Right now four out five folks who sign up for health insurance through the Affordable Care Act can get health care coverage for $10 a month or less. These lower rates were set to expire on January 1 of this coming year, but instead, we were able to extend them.
You need health insurance, you can sign up for those lower rates right now. Just go to healthcare.gov. Already, we've seen a nearly 40-percent increase in new signups over last year.
We're also helping folks save money on their energy bills. Starting January 1, you can get up to $3,200 tax credit to make your home more energy efficient. You can get up to a $600 tax credit for new windows, $500 for new doors, $2,000 to install a heat pump, $600 to replace electric panels.
These are what—here's what this means: If you're living in a home with a—drafty windows and doors, starting January 1, you'll be able to save up to $1,100 on the cost of replacing them. And that's just on the upgrade.
You're also going to save a lot of money going forward because your utility bills will be lower.

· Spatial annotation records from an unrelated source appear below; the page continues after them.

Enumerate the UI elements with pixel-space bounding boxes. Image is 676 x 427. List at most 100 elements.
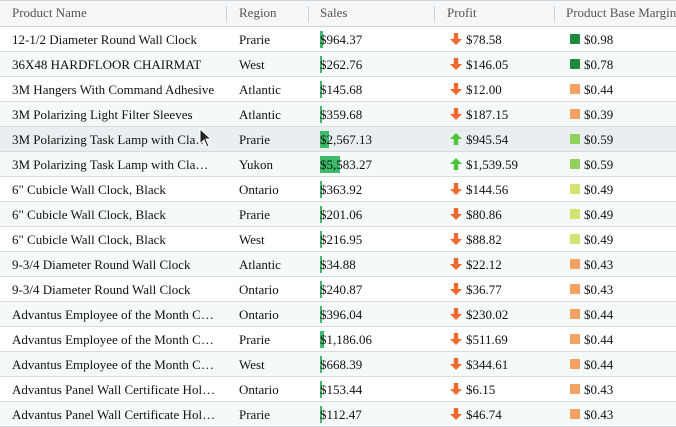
region-cell: Atlantic <box>239 107 281 122</box>
sales-cell: $668.39 <box>320 357 363 372</box>
margin-color-swatch <box>570 334 580 344</box>
table-row[interactable]: Advantus Employee of the Month Certifica… <box>0 302 676 327</box>
profit-cell: $187.15 <box>466 107 509 122</box>
margin-color-swatch <box>570 159 580 169</box>
sales-cell: $262.76 <box>320 57 363 72</box>
product-name-cell: Advantus Panel Wall Certificate Holder -… <box>12 382 218 397</box>
table-row[interactable]: 9-3/4 Diameter Round Wall Clock Ontario $2… <box>0 277 676 302</box>
product-base-margin-cell: $0.43 <box>584 382 614 397</box>
margin-color-swatch <box>570 209 580 219</box>
region-cell: Prarie <box>239 132 271 147</box>
product-base-margin-cell: $0.49 <box>584 207 614 222</box>
arrow-down-icon <box>450 108 462 120</box>
product-base-margin-cell: $0.44 <box>584 357 614 372</box>
product-name-cell: Advantus Employee of the Month Certifica… <box>12 332 218 347</box>
product-base-margin-cell: $0.98 <box>584 32 614 47</box>
profit-cell: $6.15 <box>466 382 496 397</box>
product-name-cell: Advantus Employee of the Month Certifica… <box>12 357 218 372</box>
table-row[interactable]: 6" Cubicle Wall Clock, Black Ontario $363.… <box>0 177 676 202</box>
column-header-product-base-margin[interactable]: Product Base Margin <box>566 1 676 27</box>
table-row[interactable]: 3M Polarizing Task Lamp with Clamp Arm..… <box>0 152 676 177</box>
product-base-margin-cell: $0.44 <box>584 332 614 347</box>
arrow-down-icon <box>450 408 462 420</box>
region-cell: Ontario <box>239 282 279 297</box>
sales-cell: $240.87 <box>320 282 363 297</box>
product-base-margin-cell: $0.78 <box>584 57 614 72</box>
arrow-down-icon <box>450 58 462 70</box>
arrow-down-icon <box>450 33 462 45</box>
sales-cell: $34.88 <box>320 257 356 272</box>
table-row[interactable]: 6" Cubicle Wall Clock, Black West $216.95 $… <box>0 227 676 252</box>
table-row[interactable]: Advantus Panel Wall Certificate Holder -… <box>0 402 676 427</box>
product-name-cell: 36X48 HARDFLOOR CHAIRMAT <box>12 57 202 72</box>
table-row[interactable]: 3M Polarizing Light Filter Sleeves Atlant… <box>0 102 676 127</box>
margin-color-swatch <box>570 359 580 369</box>
product-name-cell: 3M Polarizing Task Lamp with Clamp Arm..… <box>12 132 218 147</box>
product-name-cell: 6" Cubicle Wall Clock, Black <box>12 232 166 247</box>
column-resize-handle[interactable] <box>434 6 435 22</box>
column-resize-handle[interactable] <box>554 6 555 22</box>
sales-cell: $359.68 <box>320 107 363 122</box>
arrow-up-icon <box>450 158 462 170</box>
product-name-cell: 6" Cubicle Wall Clock, Black <box>12 207 166 222</box>
column-header-product-name[interactable]: Product Name <box>12 1 87 27</box>
region-cell: Prarie <box>239 407 271 422</box>
sales-cell: $2,567.13 <box>320 132 372 147</box>
column-resize-handle[interactable] <box>308 6 309 22</box>
arrow-down-icon <box>450 358 462 370</box>
table-row[interactable]: 12-1/2 Diameter Round Wall Clock Prarie $9… <box>0 27 676 52</box>
profit-cell: $511.69 <box>466 332 508 347</box>
table-row[interactable]: Advantus Panel Wall Certificate Holder -… <box>0 377 676 402</box>
product-base-margin-cell: $0.43 <box>584 407 614 422</box>
column-header-region[interactable]: Region <box>239 1 277 27</box>
region-cell: Ontario <box>239 382 279 397</box>
margin-color-swatch <box>570 259 580 269</box>
arrow-down-icon <box>450 258 462 270</box>
column-resize-handle[interactable] <box>226 6 227 22</box>
product-name-cell: 6" Cubicle Wall Clock, Black <box>12 182 166 197</box>
sales-cell: $964.37 <box>320 32 363 47</box>
sales-cell: $201.06 <box>320 207 363 222</box>
data-grid: Product Name Region Sales Profit Product… <box>0 0 676 427</box>
product-name-cell: Advantus Employee of the Month Certifica… <box>12 307 218 322</box>
product-base-margin-cell: $0.43 <box>584 257 614 272</box>
product-name-cell: 3M Hangers With Command Adhesive <box>12 82 215 97</box>
product-base-margin-cell: $0.59 <box>584 157 614 172</box>
table-row[interactable]: 36X48 HARDFLOOR CHAIRMAT West $262.76 $146.… <box>0 52 676 77</box>
profit-cell: $1,539.59 <box>466 157 518 172</box>
product-name-cell: 9-3/4 Diameter Round Wall Clock <box>12 282 191 297</box>
profit-cell: $88.82 <box>466 232 502 247</box>
product-base-margin-cell: $0.49 <box>584 232 614 247</box>
profit-cell: $230.02 <box>466 307 509 322</box>
sales-cell: $363.92 <box>320 182 363 197</box>
column-header-sales[interactable]: Sales <box>320 1 347 27</box>
mouse-cursor-icon <box>199 128 213 148</box>
margin-color-swatch <box>570 384 580 394</box>
region-cell: Atlantic <box>239 257 281 272</box>
table-row[interactable]: Advantus Employee of the Month Certifica… <box>0 352 676 377</box>
product-base-margin-cell: $0.43 <box>584 282 614 297</box>
sales-cell: $5,583.27 <box>320 157 372 172</box>
region-cell: Yukon <box>239 157 273 172</box>
profit-cell: $80.86 <box>466 207 502 222</box>
profit-cell: $36.77 <box>466 282 502 297</box>
profit-cell: $46.74 <box>466 407 502 422</box>
product-name-cell: 9-3/4 Diameter Round Wall Clock <box>12 257 191 272</box>
product-base-margin-cell: $0.44 <box>584 82 614 97</box>
product-base-margin-cell: $0.49 <box>584 182 614 197</box>
table-row[interactable]: 3M Hangers With Command Adhesive Atlantic… <box>0 77 676 102</box>
margin-color-swatch <box>570 309 580 319</box>
profit-cell: $22.12 <box>466 257 502 272</box>
arrow-down-icon <box>450 208 462 220</box>
arrow-down-icon <box>450 383 462 395</box>
margin-color-swatch <box>570 84 580 94</box>
margin-color-swatch <box>570 109 580 119</box>
column-header-profit[interactable]: Profit <box>447 1 477 27</box>
margin-color-swatch <box>570 184 580 194</box>
table-row[interactable]: 6" Cubicle Wall Clock, Black Prarie $201.0… <box>0 202 676 227</box>
table-row[interactable]: Advantus Employee of the Month Certifica… <box>0 327 676 352</box>
arrow-down-icon <box>450 333 462 345</box>
table-row[interactable]: 9-3/4 Diameter Round Wall Clock Atlantic $… <box>0 252 676 277</box>
table-row[interactable]: 3M Polarizing Task Lamp with Clamp Arm..… <box>0 127 676 152</box>
profit-cell: $945.54 <box>466 132 509 147</box>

And that's good for your wallet, but it's also good for the environment because you're using less energy.
And that's not all. If you want to install solar panels on your roof, you can get a tax credit for 30 percent of the cost. It will bring down the cost of installation by about $7,500. And when you get to keep savings money on your electric bills for the remainder of the year, it's about $300 a year on average.
Look, if you switch to an electric pump to heat your home, you can get a tax credit covering up to $2,000 of the cost. But that heat pump—that heat pump—is going to save you hundreds of dollars a year on your energy bills, depending on where you live and what kind of heating system you rely on today.
Look, we're talking about real money here, to save, people. And it's just going to start kicking in now. By taking action, we're making real progress in strengthening and stabilizing our economy, giving Americans across the country some breathing room.
To build on this progress is not just acting, but it's listening. That's why I'm here today to open—open to good ideas to continue bringing inflation down and to continue creating an economy that works for everyone with these business and labor leaders who are in front of me here.
Folks in this room—American labor unions, American companies—are key to building an economy from the bottom up and the middle out, as I said. I look forward to continuing to partner with them and hearing their thoughts about things I should do and should not do, ways we can continue to strengthen the American economy, and about how we can work together going forward.
And now I'm going to turn it over to Brian Deese, Director of National Economic Council, and he's going to continue this meeting. And I'll intervene along the way.
But again, thank you all for being here. I really appreciate your help and advice. Brian, it's all yours.
NOTE: The President spoke at 1:39 p.m. from the South Court Auditorium of the Dwight D. Eisenhower Executive Office Building. In his remarks, he referred to President Xi Jinping of China; and patient advocate and Medicare recipient Bob Parant, who introduced the President at a White House event on efforts to reduce health care costs and strengthen Medicare on September 27. Joining the President in the South Court Auditorium were Secretary of the Treasury Janet L. Yellen; David Gitlin, chairman and chief executive officer, Carrier; and Anthony "Marc" Perrone, international president, United Food and Commercial Workers International Union. Participating in the meeting via videoconference were National Economic Council Director Brian C. Deese; Greg A. Adams, chair and chief executive officer, Kaiser Permanente; James Farley, president and chief executive officer, Ford Motor Co.; Ray Curry, president, United Automobile Workers (UAW); and Mary Kay Henry, international president, Service Employees International Union (SEIU).